AMOScmp-shortReads-alignmentTrimmed is a modified version of AMOScmp designed for alignment based trimming and assembling of short reads. Differences compared to AMOScmp:

  • runs a reference based alignment trimming of the reads prior to the assembly
  • uses a smaller nucmer alignment cluster size
  • uses a smaller make-consensus alignment wiggle value


Algorithm

The trimming is performed as a set of several processing steps following the alignment of reads to the reference. Steps:

1. identify the zero coverage regions in the reference sequence (delta2cvg) 2. extract the read clear ranges from the alignment file (delta2clr) 3. extend the read clear ranges for the ones adjacent to zero coverage regions (delta2clr) 4. update the bank with the new clear ranges (updateClrRanges) 5. update the alignment file with the new read lengths and clear ranges (updateDeltaClr)


Three Perl scripts recently added to the AMOS package (release 2.0.8) are called by the AMOScmp-shortReads-alignmentTrimmed pipeline.
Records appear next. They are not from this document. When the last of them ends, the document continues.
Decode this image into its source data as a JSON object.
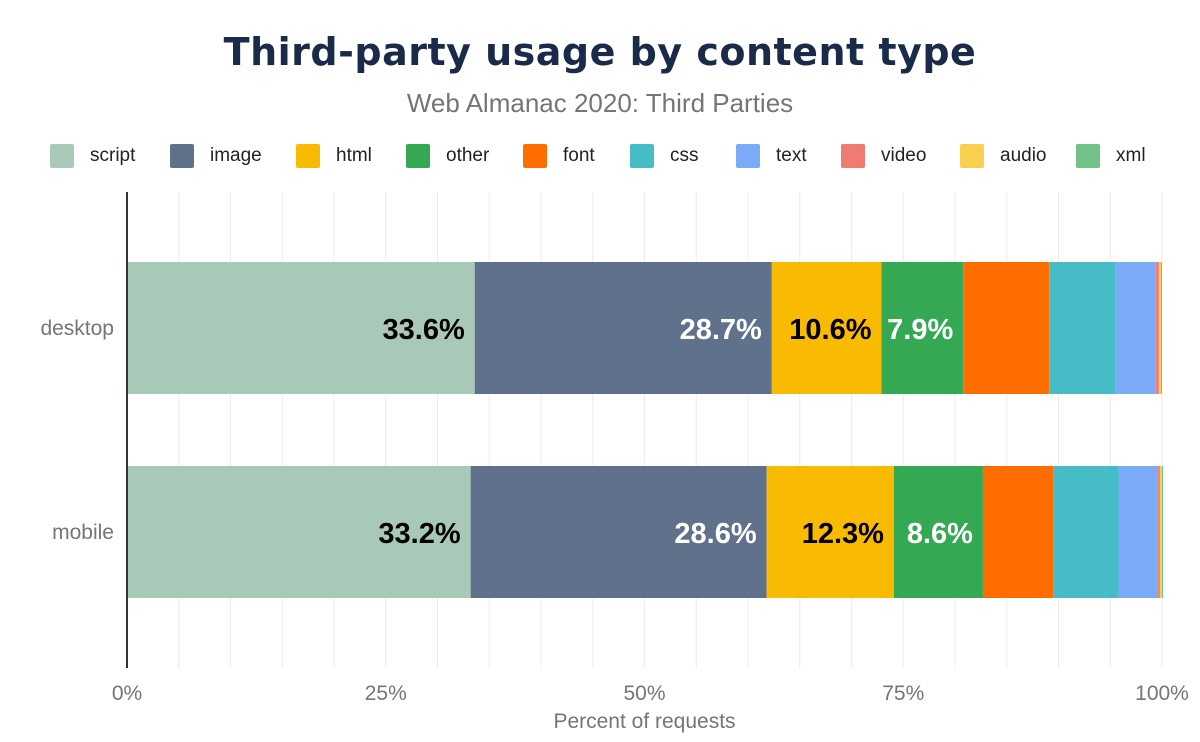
{
  "title": "Third-party usage by content type",
  "subtitle": "Web Almanac 2020: Third Parties",
  "chart_data": {
    "type": "bar",
    "orientation": "horizontal",
    "stacked": true,
    "categories": [
      "desktop",
      "mobile"
    ],
    "series": [
      {
        "name": "script",
        "color": "#a8c8b8",
        "values": [
          33.6,
          33.2
        ],
        "labels": [
          "33.6%",
          "33.2%"
        ],
        "label_color": "#000000"
      },
      {
        "name": "image",
        "color": "#60718b",
        "values": [
          28.7,
          28.6
        ],
        "labels": [
          "28.7%",
          "28.6%"
        ],
        "label_color": "#ffffff"
      },
      {
        "name": "html",
        "color": "#f9bb01",
        "values": [
          10.6,
          12.3
        ],
        "labels": [
          "10.6%",
          "12.3%"
        ],
        "label_color": "#000000"
      },
      {
        "name": "other",
        "color": "#34a853",
        "values": [
          7.9,
          8.6
        ],
        "labels": [
          "7.9%",
          "8.6%"
        ],
        "label_color": "#ffffff"
      },
      {
        "name": "font",
        "color": "#ff6d01",
        "values": [
          8.3,
          6.8
        ],
        "labels": [
          "",
          ""
        ],
        "label_color": "#ffffff"
      },
      {
        "name": "css",
        "color": "#46bdc6",
        "values": [
          6.4,
          6.3
        ],
        "labels": [
          "",
          ""
        ],
        "label_color": "#ffffff"
      },
      {
        "name": "text",
        "color": "#7baaf7",
        "values": [
          3.9,
          3.8
        ],
        "labels": [
          "",
          ""
        ],
        "label_color": "#ffffff"
      },
      {
        "name": "video",
        "color": "#f07b72",
        "values": [
          0.3,
          0.2
        ],
        "labels": [
          "",
          ""
        ],
        "label_color": "#ffffff"
      },
      {
        "name": "audio",
        "color": "#fcd04f",
        "values": [
          0.2,
          0.2
        ],
        "labels": [
          "",
          ""
        ],
        "label_color": "#ffffff"
      },
      {
        "name": "xml",
        "color": "#71c287",
        "values": [
          0.1,
          0.1
        ],
        "labels": [
          "",
          ""
        ],
        "label_color": "#ffffff"
      }
    ],
    "xlabel": "Percent of requests",
    "ylabel": "",
    "xlim": [
      0,
      100
    ],
    "x_ticks": [
      0,
      25,
      50,
      75,
      100
    ],
    "x_tick_labels": [
      "0%",
      "25%",
      "50%",
      "75%",
      "100%"
    ],
    "grid": true,
    "legend_position": "top"
  }
}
Their main purpose is to parse and update the nucmer alignment(delta) file. Scripts:

  • delta2cvg: computes the alignment coverage of the reference sequence(s)
  • delta2clr: computes the minimum 5' and maximum 3' alignment coordinates of the aligned reads
  • updateDeltaClr: shifts the alignment coordinates 5' positions to the left (for reads with the minimum 5'>0)


Parameters

AMOScmp-shortReads-alignmentTrimmed also allows additional parameters than AMOScmp. Defaults:

  MINCLUSTER  = 16
  MINMATCH    = 16
  MINLEN      = 24  # delta-filter -l 24
  MINOVL      = 5
  MAXTRIM     = 10
  MAJORITY    = 50
  CONSERR     = 0.06
  ALIGNWIGGLE = 2


How to Run

Input files: Assuming that prefix is the name of the organism to assemble, two files are required:

  1. prefix.1con : reference sequence: a related organism sequence in FASTA format (complete or well assembled, usually downloaded from GenBank)
  2. prefix.afg : AMOS message file that contains read/fragment messages corresponding to each short read; it can be generated using the toAmos script

Example:

  $ toAmos -s prefix.seq -o prefix.afg                           # create an AMOS message file from short read FASTA sequences
  $ AMOScmp-shortReads-alignmentTrimmed prefix                   # assemble reads (alignment based trimming, default parameters)